Sachte schlagend im unsichtbaren Aufwind, Herrscher der Winde.

Brauchen nichts, brauchen uns nicht!

Nur die Freiheit, die Weite, die Würde,

und diesen Flecken Erde, auf dem ich stehe, sonst nichts.

Ist das zu viel?

Wer zur Hölle glauben wir, wer wir sind?

Schwärme, den roten Himmel färbend, zu tausenden.

Fallen herab aus meiner Sicht, werden eins mit der einbrechenden Nacht,

während das letzte Rot versinkt.

Stille, nur der Wind, sonst nichts.

Ist das wirklich passiert?

Ist die Welt wie vorher, aber die Magie noch da?

Die Luft nicht erfüllt, als hätte sie mehr Substanz?

Und müsste ich sterben, es wäre okay, jetzt in diesem Moment.

Und umso mehr überkommt mich das Glück.

Die Freude, am Leben zu sein, in einer Welt voller Wunder.

Eins zu sein mit der Welt, für einen Moment.

Und jetzt sag mir,

gibt es etwas Größeres?

Etwas Größeres als das?

Fly on

“MAYBE ONE DAY I FLY NEXT TO YOU!” Und im nächsten Leben, da möchte ich gerne ein Vogel sein. Hoch über der Welt schweben. Unterwegs, stets unterwegs. Es gibt einen Song über Vögel, den ich liebe, einen der schönsten Songs den es gibt. Der ist von Coldplay, und es schwingen darin die Gedanken nach Sehnsucht, nach Freiheit, Verlust und Tod mit. Und ja, irgendwo auch das Leben danach. Er drückt all das aus, was mich manchmal überkommt, wenn ich die Zugvögel gen Süden fliegen sehe. Du kannst dir den Song hier anhören, wenn du möchtest!

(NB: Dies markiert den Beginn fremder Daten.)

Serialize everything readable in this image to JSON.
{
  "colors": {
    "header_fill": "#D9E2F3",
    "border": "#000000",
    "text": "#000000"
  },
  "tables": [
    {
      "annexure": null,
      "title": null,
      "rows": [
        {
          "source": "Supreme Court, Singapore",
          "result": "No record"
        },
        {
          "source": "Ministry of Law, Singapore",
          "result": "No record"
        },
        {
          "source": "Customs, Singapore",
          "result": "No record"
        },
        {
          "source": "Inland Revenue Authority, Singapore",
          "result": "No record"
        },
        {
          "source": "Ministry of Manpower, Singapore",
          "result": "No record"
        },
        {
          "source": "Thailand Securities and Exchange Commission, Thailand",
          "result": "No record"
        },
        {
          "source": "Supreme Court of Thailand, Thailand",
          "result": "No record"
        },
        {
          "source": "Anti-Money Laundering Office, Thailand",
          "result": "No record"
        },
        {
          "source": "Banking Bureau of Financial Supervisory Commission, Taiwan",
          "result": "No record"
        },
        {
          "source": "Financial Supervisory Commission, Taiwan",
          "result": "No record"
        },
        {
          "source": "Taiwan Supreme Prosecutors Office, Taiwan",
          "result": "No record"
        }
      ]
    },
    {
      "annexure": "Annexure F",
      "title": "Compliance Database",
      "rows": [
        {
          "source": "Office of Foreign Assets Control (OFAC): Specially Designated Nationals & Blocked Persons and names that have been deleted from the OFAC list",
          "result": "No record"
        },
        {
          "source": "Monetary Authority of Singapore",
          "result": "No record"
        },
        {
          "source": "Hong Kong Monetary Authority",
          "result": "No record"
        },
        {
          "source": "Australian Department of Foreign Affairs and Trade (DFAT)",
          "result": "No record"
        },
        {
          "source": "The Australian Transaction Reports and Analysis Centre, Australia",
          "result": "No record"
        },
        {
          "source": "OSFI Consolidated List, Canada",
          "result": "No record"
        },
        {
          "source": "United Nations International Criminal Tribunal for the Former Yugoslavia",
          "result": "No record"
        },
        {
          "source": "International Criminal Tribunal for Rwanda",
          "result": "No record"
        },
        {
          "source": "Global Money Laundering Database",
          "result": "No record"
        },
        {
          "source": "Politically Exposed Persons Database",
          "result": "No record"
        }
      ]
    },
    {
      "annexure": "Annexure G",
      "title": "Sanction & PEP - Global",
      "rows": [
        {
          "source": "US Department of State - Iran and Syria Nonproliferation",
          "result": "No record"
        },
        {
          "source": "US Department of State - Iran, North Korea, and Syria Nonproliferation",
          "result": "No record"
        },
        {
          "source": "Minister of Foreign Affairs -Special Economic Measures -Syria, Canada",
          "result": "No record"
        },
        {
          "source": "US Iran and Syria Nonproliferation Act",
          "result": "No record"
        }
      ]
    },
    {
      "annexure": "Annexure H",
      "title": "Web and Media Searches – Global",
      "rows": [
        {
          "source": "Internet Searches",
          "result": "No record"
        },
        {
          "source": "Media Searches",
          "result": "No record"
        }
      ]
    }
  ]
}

Können auch wir das, größer sein?

Ich denke an Sebastião Salgados’ Worte, als er im Film Das Salz der Erde unter Tränen in etwa folgendes sagt: “Der Mensch ist eine entsetzliche Spezies. Keiner verdient es, zu leben, niemand von uns!” Salgado hat im Gegensatz zu uns den Schrecken in Afrika Jahrzehnte lang begleitet und festgehalten und an einem gewissen Punkt den Glauben in unsere Spezies verloren. Salgado selbst ist aber auch der beste Beweis, dass Zerstörung rückgängig gemacht werden kann, die Stärke hat, sich zu regenerieren. In Brasilien hat er mittlerweile Millionen Quadratmeter Regenwald aufgeforstet. Gleiches beweist im Übrigen die fantastische Doku DAS GESETZ DER SERENGETI, das ist ein MUST-SEE, People!!! Was ich damit sagen will: Wir erleben ein Ausmaß an Zerstörung der Welt wie noch nie zuvor. Arten sterben, Spezies verschwinden – wegen uns! Und mit jeder Spezies verschwindet ein Stück Magie, die diese Welt zu einem fantastischen Ort macht. Und auch in einer Phase wie jetzt, in einer Zeit der Krisen, in der Umweltschutz in die zweite Reihe verbannt wird, weil es scheinbar Wichtigeres gibt – ich sage: NEIN, ES GIBT NICHTS WICHTIGERES, NICHTS IST WICHTIGER ALS DAS!

Es liegt an uns

Ich habe gerade eine Marathon-Vorbereitung hinter mir, während dieser ich oft spät am Abend laufen war. Und dann hörte ich sie oft, die Kranichschwärme, mitten im Dunkel über Berlin, gen Süden ziehend. Und auch des Tages höre ich sie jetzt im Herbst, schaue nach oben zum Himmel und sehe sie dann, in Formation fliegend. Und jedes Mal erfüllt es mich mit Glück und Sehnsucht, wenn ich sie sehe. Diese Vögel stehen für mich für die Kraft, die Sehnsucht in mir. Ich liebe diese Vögel so sehr, dass ich ein Buch über sie geschrieben habe. Es heißt FLÜGEL SIND ZUM FLIEGEN DA, ein Kinderbuch. Darin geht es um einen kleinen Spatz, der so gerne in den Süden fliegen möchte. Dieser Wunsch steht für den Traum, den Blick zum Horizont. Seine Freunde aber sagen ihm, dass kleine Spatzen für große Abenteuer nicht gemacht, ihre Flügel zu schwach sind. Dann aber begegnet er einem großen Vogel, einem Zugvogel. Und der sagt ihm, dass Flügel zum Fliegen da sind, und zwar alle Flügel, egal ob groß oder klein. Er motiviert den kleinen Spatz, mit ihm in den Süden zu fliegen, seinen Traum zu erfüllen. Und dieser macht es!

„We don’t know what’s going on here! We’ve been on earth all these years and we still don’t know for certain why birds sing.”

Annie Dillard: Pilgrim at Tinker Creek

Es erfüllt mich mit purem Glück, dass ich wenigstens ein bisschen intakte Natur erleben darf. Auch wenn wir es ihr noch so schwer machen, die Städte mit Licht fluten, die Naturschutzgebiete zurückdrängen, die Feuchtgebiete, die sie brauchen, längst ausgetrocknet sind – da fliegen sie, stoisch, mit letzter Kraft. Wenn wir so weiter machen, und damit meine ich jeden von uns, dann verschwinden diese Vögel, die für mich symbolisch stehen für alle Arten. Wunder werden verschwinden, und die Welt an Magie verlieren. WIR DÜRFEN DAS NICHT ZULASSEN!